INSTITUTO DE BIOQUIMICA Y MEDICINA MOLECULAR PROFESOR ALBERTO BOVERIS
Unidad Ejecutora - UE
capítulos de libros
Iron in coastal marine ecosystems. Role in oxidant stress
GONZÁLEZ, P.M.; WILHELMS-DICK, D.; ABELE, D. Y PUNTARULO, S.
Oxidative Stress in Aquatic Ecosystems
Blackwell Publishing Ltd.
Lugar: West Sussex; Año: 2012; p. 115 - 126
Fe constitutes around 6% of the earth crust and is mobilized by erosion and transported to the ocean mainly by dust deposition, in the oxidized Fe3+ form.

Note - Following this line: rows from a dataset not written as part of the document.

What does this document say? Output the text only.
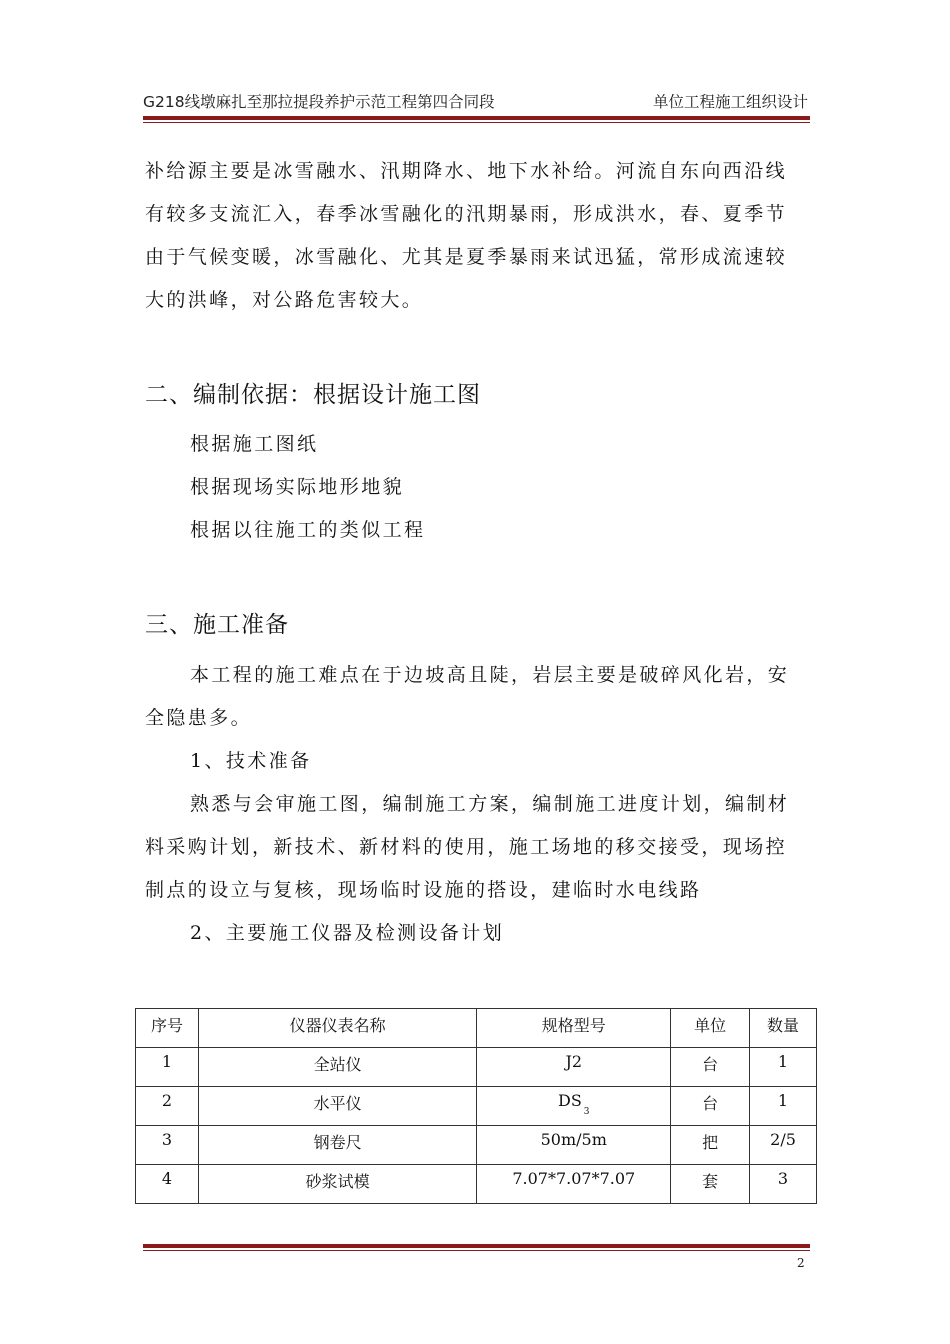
G218线墩麻扎至那拉提段养护示范工程第四合同段	单位工程施工组织设计
补给源主要是冰雪融水、汛期降水、地下水补给。河流自东向西沿线
有较多支流汇入，春季冰雪融化的汛期暴雨，形成洪水，春、夏季节
由于气候变暖，冰雪融化、尤其是夏季暴雨来试迅猛，常形成流速较
大的洪峰，对公路危害较大。
二、编制依据：根据设计施工图
根据施工图纸
根据现场实际地形地貌
根据以往施工的类似工程
三、施工准备
本工程的施工难点在于边坡高且陡，岩层主要是破碎风化岩，安
全隐患多。
1、技术准备
熟悉与会审施工图，编制施工方案，编制施工进度计划，编制材
料采购计划，新技术、新材料的使用，施工场地的移交接受，现场控
制点的设立与复核，现场临时设施的搭设，建临时水电线路
2、主要施工仪器及检测设备计划
序号	仪器仪表名称	规格型号	单位	数量
1	全站仪	J2	台	1
2	水平仪	$DS_3$	台	1
3	钢卷尺	50m/5m	把	2/5
4	砂浆试模	7.07*7.07*7.07	套	3
2
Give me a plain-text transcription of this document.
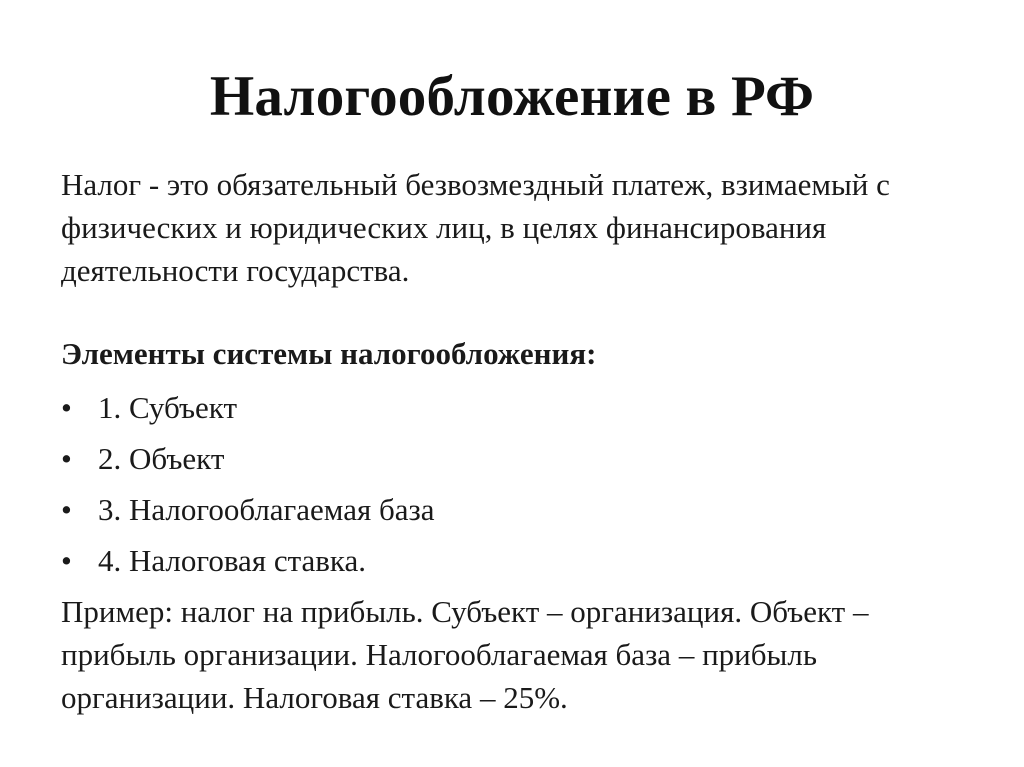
Налогообложение в РФ

Налог - это обязательный безвозмездный платеж, взимаемый с физических и юридических лиц, в целях финансирования деятельности государства.

Элементы системы налогообложения:

• 1. Субъект
• 2. Объект
• 3. Налогооблагаемая база
• 4. Налоговая ставка.

Пример: налог на прибыль. Субъект – организация. Объект – прибыль организации. Налогооблагаемая база – прибыль организации. Налоговая ставка – 25%.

Fe was recognized as an important micronutrient, and a deficiency in Fe has been suggested to limit primary productivity in some ocean regions. Marine animals incorporate Fe, either by ingestion of inorganic particles, through the food chain, or by absorption of dissolved Fe into tissues. Since the chemical properties of Fe leads to limitations to the cellular accumulation of this element, storage of Fe in tissues of marine animals includes a network of transporting and binding proteins, in addition to the presence of a labile Fe pool (LIP). To cope with the insolubility and potential toxicity of Fe, molecules such as ferritins (Ft), are involved in oxidative protection by sequestering Fe. The Fe forming the LIP can act catalytically to generate active oxygen radicals (ROS) that cause severe damage to membranes, proteins, and DNA. Many cellular detoxification mechanisms are known to be present in invertebrates. Different species may employ different detoxification systems. This chapter will be dedicated to overview the Fe presence in the marine environment, and the Fe-related oxidative metabolism produced in marine biota.